Hackers have successfully bypassed two-factor authentication (2FA) protections through a series of malicious Google Chrome extensions, putting millions of users at risk.
This ongoing attack, which began in mid-December and continued through the holiday season, primarily targets session cookies to bypass 2FA security measures.
The attack was first reported on December 27, when several companies, including Cyberhaven, were compromised. Hackers used phishing tactics to gain access to the Google Chrome Web Store, where they uploaded a malicious version of the Cyberhaven extension.
This extension was active between December 25 and 26, and it was able to steal session cookies, allowing attackers to bypass 2FA protections.
The attack exploited a flaw where the session cookie created during successful 2FA login was captured and stored by the attackers.
This allowed them to authenticate as the user without needing to bypass the 2FA process directly.
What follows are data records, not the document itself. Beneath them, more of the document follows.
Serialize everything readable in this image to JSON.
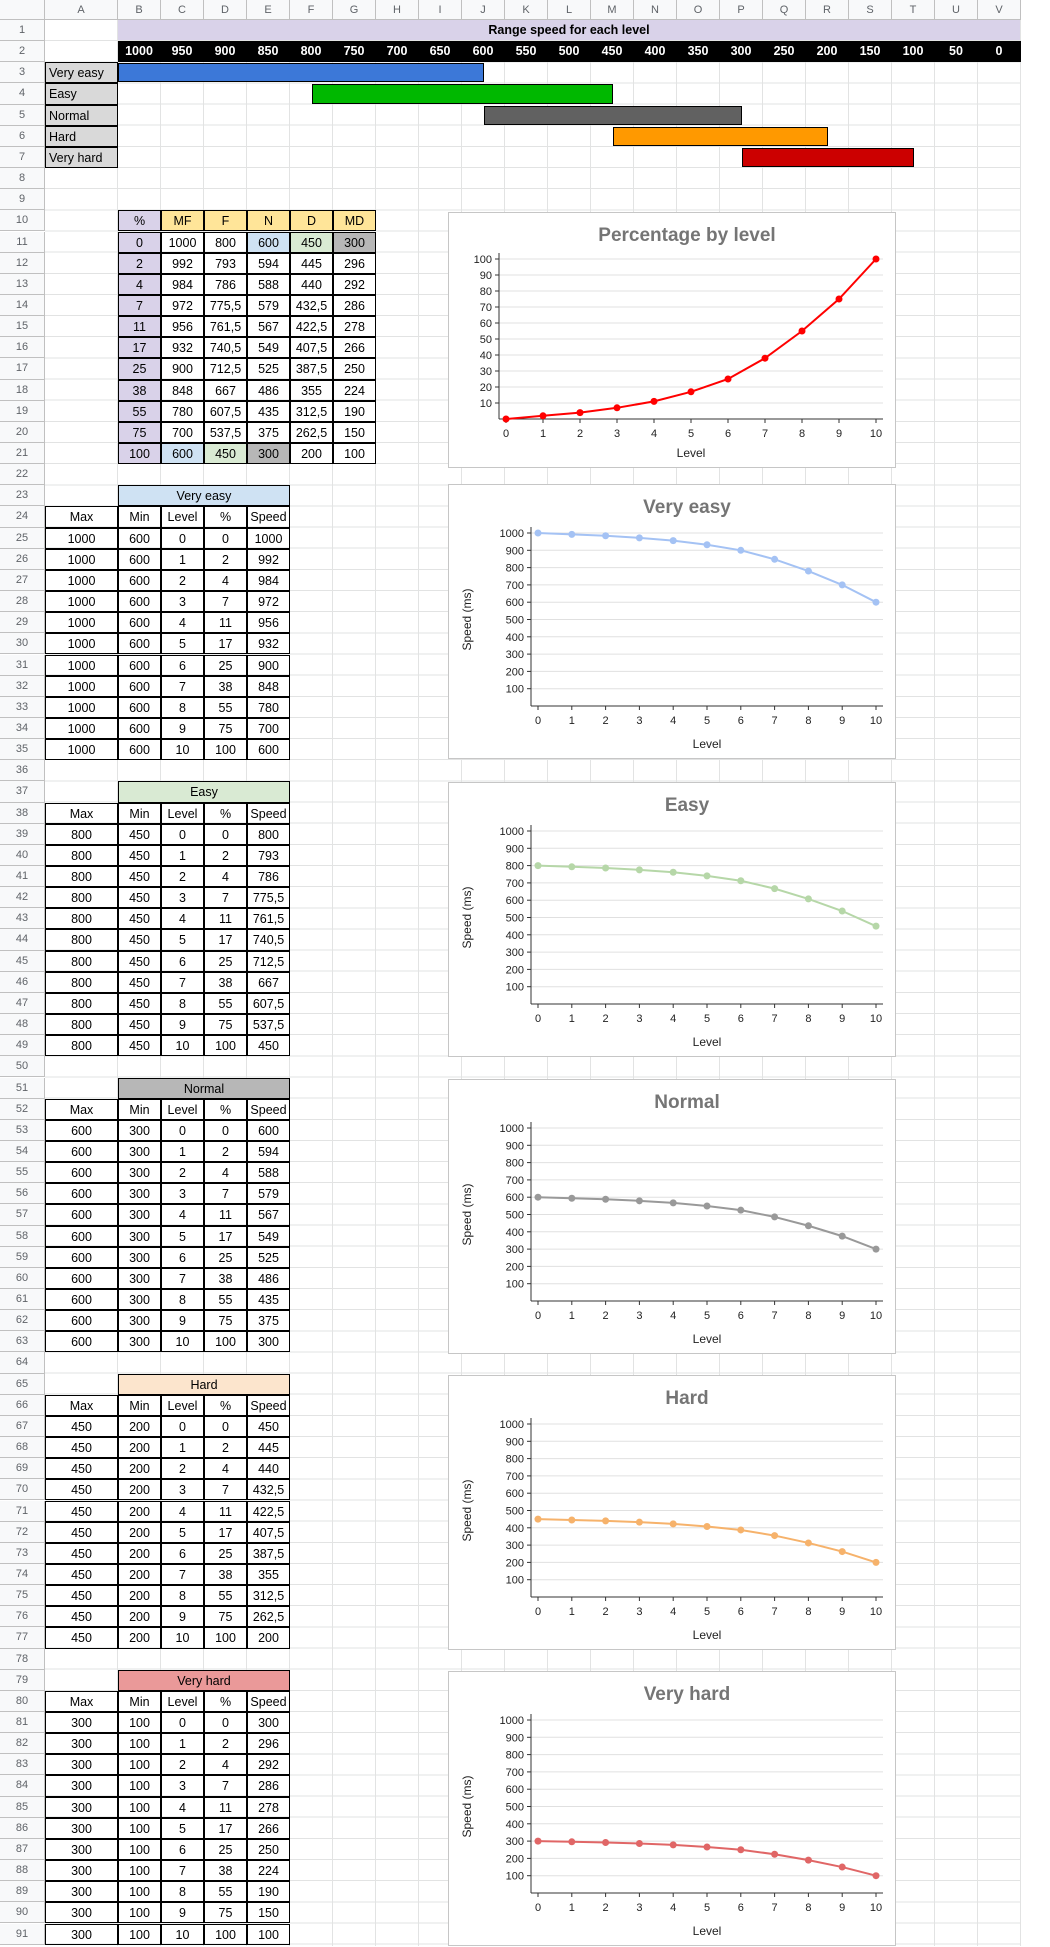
{
  "columns": [
    "A",
    "B",
    "C",
    "D",
    "E",
    "F",
    "G",
    "H",
    "I",
    "J",
    "K",
    "L",
    "M",
    "N",
    "O",
    "P",
    "Q",
    "R",
    "S",
    "T",
    "U",
    "V"
  ],
  "rows": 91,
  "range_title": "Range speed for each level",
  "range_values": [
    "1000",
    "950",
    "900",
    "850",
    "800",
    "750",
    "700",
    "650",
    "600",
    "550",
    "500",
    "450",
    "400",
    "350",
    "300",
    "250",
    "200",
    "150",
    "100",
    "50",
    "0"
  ],
  "levels": [
    {
      "label": "Very easy",
      "color": "#3c78d8"
    },
    {
      "label": "Easy",
      "color": "#00b800"
    },
    {
      "label": "Normal",
      "color": "#616161"
    },
    {
      "label": "Hard",
      "color": "#ff9900"
    },
    {
      "label": "Very hard",
      "color": "#cc0000"
    }
  ],
  "pct_table": {
    "headers": [
      "%",
      "MF",
      "F",
      "N",
      "D",
      "MD"
    ],
    "rows": [
      [
        "0",
        "1000",
        "800",
        "600",
        "450",
        "300"
      ],
      [
        "2",
        "992",
        "793",
        "594",
        "445",
        "296"
      ],
      [
        "4",
        "984",
        "786",
        "588",
        "440",
        "292"
      ],
      [
        "7",
        "972",
        "775,5",
        "579",
        "432,5",
        "286"
      ],
      [
        "11",
        "956",
        "761,5",
        "567",
        "422,5",
        "278"
      ],
      [
        "17",
        "932",
        "740,5",
        "549",
        "407,5",
        "266"
      ],
      [
        "25",
        "900",
        "712,5",
        "525",
        "387,5",
        "250"
      ],
      [
        "38",
        "848",
        "667",
        "486",
        "355",
        "224"
      ],
      [
        "55",
        "780",
        "607,5",
        "435",
        "312,5",
        "190"
      ],
      [
        "75",
        "700",
        "537,5",
        "375",
        "262,5",
        "150"
      ],
      [
        "100",
        "600",
        "450",
        "300",
        "200",
        "100"
      ]
    ]
  },
  "level_tables": [
    {
      "title": "Very easy",
      "header_color": "#cfe2f3",
      "max": "1000",
      "min": "600",
      "speeds": [
        "1000",
        "992",
        "984",
        "972",
        "956",
        "932",
        "900",
        "848",
        "780",
        "700",
        "600"
      ]
    },
    {
      "title": "Easy",
      "header_color": "#d9ead3",
      "max": "800",
      "min": "450",
      "speeds": [
        "800",
        "793",
        "786",
        "775,5",
        "761,5",
        "740,5",
        "712,5",
        "667",
        "607,5",
        "537,5",
        "450"
      ]
    },
    {
      "title": "Normal",
      "header_color": "#b7b7b7",
      "max": "600",
      "min": "300",
      "speeds": [
        "600",
        "594",
        "588",
        "579",
        "567",
        "549",
        "525",
        "486",
        "435",
        "375",
        "300"
      ]
    },
    {
      "title": "Hard",
      "header_color": "#fce5cd",
      "max": "450",
      "min": "200",
      "speeds": [
        "450",
        "445",
        "440",
        "432,5",
        "422,5",
        "407,5",
        "387,5",
        "355",
        "312,5",
        "262,5",
        "200"
      ]
    },
    {
      "title": "Very hard",
      "header_color": "#ea9999",
      "max": "300",
      "min": "100",
      "speeds": [
        "300",
        "296",
        "292",
        "286",
        "278",
        "266",
        "250",
        "224",
        "190",
        "150",
        "100"
      ]
    }
  ],
  "level_table_headers": [
    "Max",
    "Min",
    "Level",
    "%",
    "Speed"
  ],
  "level_numbers": [
    "0",
    "1",
    "2",
    "3",
    "4",
    "5",
    "6",
    "7",
    "8",
    "9",
    "10"
  ],
  "percentages": [
    "0",
    "2",
    "4",
    "7",
    "11",
    "17",
    "25",
    "38",
    "55",
    "75",
    "100"
  ],
  "chart_data": [
    {
      "type": "line",
      "title": "Percentage by level",
      "xlabel": "Level",
      "ylabel": "",
      "color": "#ff0000",
      "x": [
        0,
        1,
        2,
        3,
        4,
        5,
        6,
        7,
        8,
        9,
        10
      ],
      "y": [
        0,
        2,
        4,
        7,
        11,
        17,
        25,
        38,
        55,
        75,
        100
      ],
      "ylim": [
        0,
        100
      ],
      "yticks": [
        10,
        20,
        30,
        40,
        50,
        60,
        70,
        80,
        90,
        100
      ],
      "grid": true
    },
    {
      "type": "line",
      "title": "Very easy",
      "xlabel": "Level",
      "ylabel": "Speed (ms)",
      "color": "#a4c2f4",
      "x": [
        0,
        1,
        2,
        3,
        4,
        5,
        6,
        7,
        8,
        9,
        10
      ],
      "y": [
        1000,
        992,
        984,
        972,
        956,
        932,
        900,
        848,
        780,
        700,
        600
      ],
      "ylim": [
        0,
        1000
      ],
      "yticks": [
        100,
        200,
        300,
        400,
        500,
        600,
        700,
        800,
        900,
        1000
      ],
      "grid": true
    },
    {
      "type": "line",
      "title": "Easy",
      "xlabel": "Level",
      "ylabel": "Speed (ms)",
      "color": "#b6d7a8",
      "x": [
        0,
        1,
        2,
        3,
        4,
        5,
        6,
        7,
        8,
        9,
        10
      ],
      "y": [
        800,
        793,
        786,
        775.5,
        761.5,
        740.5,
        712.5,
        667,
        607.5,
        537.5,
        450
      ],
      "ylim": [
        0,
        1000
      ],
      "yticks": [
        100,
        200,
        300,
        400,
        500,
        600,
        700,
        800,
        900,
        1000
      ],
      "grid": true
    },
    {
      "type": "line",
      "title": "Normal",
      "xlabel": "Level",
      "ylabel": "Speed (ms)",
      "color": "#999999",
      "x": [
        0,
        1,
        2,
        3,
        4,
        5,
        6,
        7,
        8,
        9,
        10
      ],
      "y": [
        600,
        594,
        588,
        579,
        567,
        549,
        525,
        486,
        435,
        375,
        300
      ],
      "ylim": [
        0,
        1000
      ],
      "yticks": [
        100,
        200,
        300,
        400,
        500,
        600,
        700,
        800,
        900,
        1000
      ],
      "grid": true
    },
    {
      "type": "line",
      "title": "Hard",
      "xlabel": "Level",
      "ylabel": "Speed (ms)",
      "color": "#f6b26b",
      "x": [
        0,
        1,
        2,
        3,
        4,
        5,
        6,
        7,
        8,
        9,
        10
      ],
      "y": [
        450,
        445,
        440,
        432.5,
        422.5,
        407.5,
        387.5,
        355,
        312.5,
        262.5,
        200
      ],
      "ylim": [
        0,
        1000
      ],
      "yticks": [
        100,
        200,
        300,
        400,
        500,
        600,
        700,
        800,
        900,
        1000
      ],
      "grid": true
    },
    {
      "type": "line",
      "title": "Very hard",
      "xlabel": "Level",
      "ylabel": "Speed (ms)",
      "color": "#e06666",
      "x": [
        0,
        1,
        2,
        3,
        4,
        5,
        6,
        7,
        8,
        9,
        10
      ],
      "y": [
        300,
        296,
        292,
        286,
        278,
        266,
        250,
        224,
        190,
        150,
        100
      ],
      "ylim": [
        0,
        1000
      ],
      "yticks": [
        100,
        200,
        300,
        400,
        500,
        600,
        700,
        800,
        900,
        1000
      ],
      "grid": true
    }
  ]
}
Affected users were typically those whose browsers auto-updated to the compromised extension version.
Cyberhaven confirmed that the attack targeted social media advertising and AI platforms, potentially compromising sensitive data.
The malicious extension was removed from the Chrome Web Store within 60 minutes of discovery, and a secure version was deployed for affected users.
Security experts recommend using security keys and passkeys to reduce the impact of such attacks, as they offer stronger protection than traditional 2FA methods.
Users are also urged to verify updates to their Chrome extensions and be cautious when granting third-party app permissions.